Department of Thoracic Surgery, The First Affiliated Hospital, Sun Yat-sen University, Guangzhou, China.
Department of Radiology, The First Affiliated Hospital of Sun Yat-sen University, Guangzhou, China.
Cancer Med. 2022 Jun;11(11):2259-2270. doi: 10.1002/cam4.4577. Epub 2022 Mar 4.
Examining the role of immune-related genes (IRGs) in "driver gene negative" lung adenocarcinoma (LUAD) may provide new ideas for the treatment and study for this LUAD subgroup. We aimed to find the hub immune-related gene pairs can stratify the risk of "driver-gene-negative" LUAD.
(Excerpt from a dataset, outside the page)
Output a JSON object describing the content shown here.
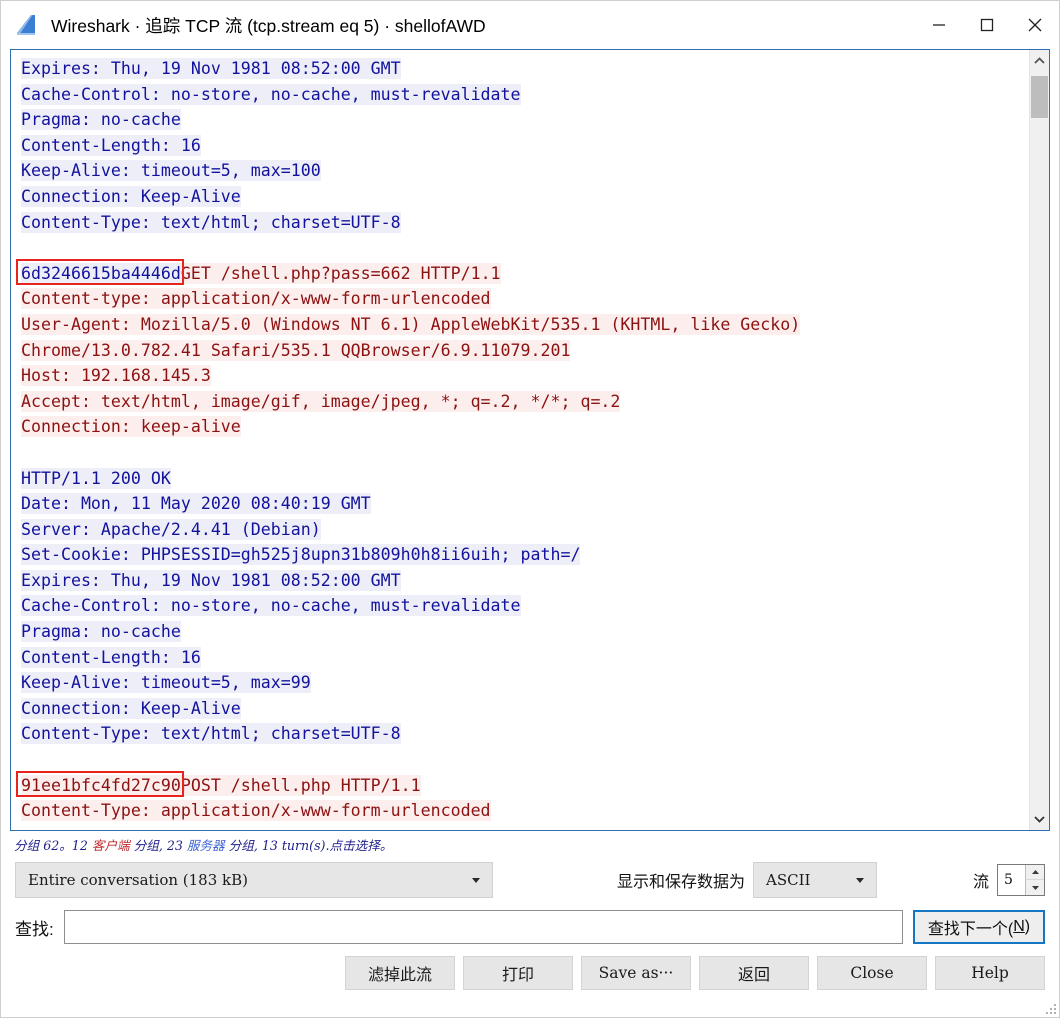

IRGs were identified according to ImmPort database based on RNA sequencing results of tumors and normal tissues from 46 patients with "driver gene negative" LUAD at The First Affiliated Hospital of Sun Yat-sen University and cyclically singly paired as immune-related gene pairs (IRGPs). Multivariate Cox analysis was used to construct an immune risk model and a prognostic nomogram combining was also been developed. Immune microenvironment landscape described by CIBERSORT and drug sensitivity calculated by pRRophetic algorithm were used to explore possible treatment improvements.
A novel immune risk model with 5-IRGPs (CD1A|CXCL135, CD1A|S100A7L2, IFNA7|CMTM2, IFNA7|CSF3, CAMP|TFR2) can accurately distinguish patients in the high- and low-risk groups. Risk score act as an independent prognostic factor and is related to clinical stage. There are significant differences in tumor immune microenvironment and PD-1/PD-L1/CTLA-4 expression between groups. The low-risk patient may benefit more from the commonly used chemotherapy regimens such as gemcitabine and paclitaxel.
This study constructed 5-IRGPs as a reliable prognostic tool and may represent genes pairs that are potential rationale for choice of treatment for "driver gene negative" LUAD.
研究免疫相关基因(IRGs)在“驱动基因阴性”肺腺癌(LUAD)中的作用,可能为该 LUAD 亚组的治疗和研究提供新的思路。我们旨在寻找潜在的免疫相关基因对,以对“驱动基因阴性”LUAD 进行风险分层。
根据中山大学第一附属医院 46 例“驱动基因阴性”LUAD 患者的肿瘤和正常组织的 RNA 测序结果,从 ImmPort 数据库中确定 IRGs,并循环单对作为免疫相关基因对(IRGPs)。采用多变量 Cox 分析构建免疫风险模型,并结合建立预后列线图。采用 CIBERSORT 描述免疫微环境景观,采用 pRRophetic 算法计算药物敏感性,以探索可能的治疗改善。
一个由 5-IRGPs(CD1A|CXCL135、CD1A|S100A7L2、IFNA7|CMTM2、IFNA7|CSF3、CAMP|TFR2)组成的新型免疫风险模型可以准确区分高风险和低风险组的患者。风险评分作为一个独立的预后因素,与临床分期有关。两组间肿瘤免疫微环境和 PD-1/PD-L1/CTLA-4 表达存在显著差异。低危患者可能从吉西他滨和紫杉醇等常用化疗方案中获益更多。
本研究构建的 5-IRGPs 是一种可靠的预后工具,可能代表潜在的治疗选择的基因对“驱动基因阴性”LUAD。